If you happen to be a grizzly bear, then Mother Nature doesn't want you to pair up and stay paired up for anything but a very brief moment. But you probably aren't a grizzly bear. I mean, I suppose you might be. Bears are clever and adaptive, so maybe a bear could learn to use a computer, but odds are against it.
I had this book by anthropologist Helen Fisher, but I loaned it out and it never came back. In it, she said that it isn't a seven-year itch, it's a four-year itch.

Several years ago I embarked on a project to see if the seven-year itch really exists. I began by studying worldwide data on marriage and divorce and noticed that although the median duration of marriage was seven years, of the couples who divorced, most did so around their fourth year together (the “mode”). I also found that divorce occurred most frequently among couples at the height of their reproductive and parenting years—for men, ages 25 to 29, and for women, ages 20 to 24 and 25 to 29—and among those with one dependent child.

Also,

When juvenile robins fly away from the nest or maturing foxes leave the den for the last time, their parents part ways as well.
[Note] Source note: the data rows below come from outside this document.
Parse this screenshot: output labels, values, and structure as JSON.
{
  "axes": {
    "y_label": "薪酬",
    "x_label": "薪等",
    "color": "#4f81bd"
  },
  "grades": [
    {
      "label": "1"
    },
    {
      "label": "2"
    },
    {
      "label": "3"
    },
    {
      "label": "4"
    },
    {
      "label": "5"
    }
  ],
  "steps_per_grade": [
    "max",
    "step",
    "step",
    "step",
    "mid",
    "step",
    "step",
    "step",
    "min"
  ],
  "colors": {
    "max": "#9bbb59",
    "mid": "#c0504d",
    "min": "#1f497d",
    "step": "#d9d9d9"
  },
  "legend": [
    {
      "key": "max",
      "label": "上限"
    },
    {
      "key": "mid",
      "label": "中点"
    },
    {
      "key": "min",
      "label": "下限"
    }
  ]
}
Humans retain traces of this natural reproductive pattern. In more contemporary hunter-gatherer societies, women tend to bear their children about four years apart. Moreover, in these societies after a child is weaned at around age four, the child often joins a playgroup and is cared for by older siblings and relatives. This care structure allows unhappy couples to break up and find a more suitable partner with whom to have more young.


https://www.scientificamerican.com/a...e-7-year-itch/

As I recall she was saying that the early years are very dangerous ones, so it makes sense for mom and dad stay together till those four years have passed.